EIC What gives you hope as we move forward in the Environmental Justice movement today?
BC There are three things that give me hope.
Number one, the movement is now a truly global movement. It’s not just a movement that’s confined to the United States. Secondly, I think what gives me hope is that more and more young people seem to have a social consciousness about the importance of the environment, the importance of climate, and the importance of racial justice and social justice. And lastly, I think we’ve come a long way. We’ve learned a lot, there’s been a significant amount of research, and there have been many more books written.
But I think that there’s still much more to be done. I think that the Biden-Harris administration gives me hope because they advocate. President Biden signed an executive order on equity and on environmental justice, which I thought was very important. So there’s more than ample reason to have hope. But at the same time, hope has to be translated into action. Hope has to be translated into people actually organizing, people actually joining together and winning some victories. What gives movements some sense of longevity is that you can point to the victories that we win, not just to defeats that we suffer.
EIC What would you say to people who don’t see the inherent connection between civil rights and the environment?
BC I think that part of the problem we face in the world today is that people first distinguish what divides them from others, rather than to affirm our commonalities.

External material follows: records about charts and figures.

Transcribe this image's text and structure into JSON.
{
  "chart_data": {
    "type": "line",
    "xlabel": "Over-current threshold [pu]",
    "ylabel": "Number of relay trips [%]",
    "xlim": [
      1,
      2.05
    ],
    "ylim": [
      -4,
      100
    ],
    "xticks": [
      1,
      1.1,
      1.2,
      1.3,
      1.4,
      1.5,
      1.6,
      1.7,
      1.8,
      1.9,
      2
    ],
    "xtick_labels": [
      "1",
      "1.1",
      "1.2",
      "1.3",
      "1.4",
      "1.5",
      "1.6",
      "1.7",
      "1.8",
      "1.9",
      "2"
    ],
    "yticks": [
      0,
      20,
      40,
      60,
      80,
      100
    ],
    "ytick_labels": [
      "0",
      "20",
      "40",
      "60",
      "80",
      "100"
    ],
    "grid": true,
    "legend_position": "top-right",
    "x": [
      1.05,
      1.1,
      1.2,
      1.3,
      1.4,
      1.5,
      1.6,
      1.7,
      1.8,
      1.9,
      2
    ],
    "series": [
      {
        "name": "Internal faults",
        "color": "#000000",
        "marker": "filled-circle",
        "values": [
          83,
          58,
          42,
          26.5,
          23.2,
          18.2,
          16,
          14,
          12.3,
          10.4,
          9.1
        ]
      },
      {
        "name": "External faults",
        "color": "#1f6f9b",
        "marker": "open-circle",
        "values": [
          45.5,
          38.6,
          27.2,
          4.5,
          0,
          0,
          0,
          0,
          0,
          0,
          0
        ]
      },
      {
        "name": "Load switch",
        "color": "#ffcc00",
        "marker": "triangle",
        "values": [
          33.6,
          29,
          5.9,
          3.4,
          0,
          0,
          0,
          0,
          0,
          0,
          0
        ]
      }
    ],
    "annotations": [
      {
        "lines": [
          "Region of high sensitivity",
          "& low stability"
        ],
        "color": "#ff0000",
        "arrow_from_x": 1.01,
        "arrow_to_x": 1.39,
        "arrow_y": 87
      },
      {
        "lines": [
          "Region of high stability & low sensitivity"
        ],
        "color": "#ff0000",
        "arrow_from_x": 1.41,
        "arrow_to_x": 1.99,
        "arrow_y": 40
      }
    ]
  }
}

The historical Green Movement or the historical environmental movement was racially exclusive. The Green Movement today is much more, I would use the term, desegregated. I would say it’s much more integrated. But we still have a long way to go.
There’s a lot to be learned from seeing the connective tissue between the Green Movement and the Black movement. I see it as one movement, quite frankly. And as these movements converge, I think more people will see the benefit of not only working together and tolerating one another but also affirming the equal worth of all of humanity.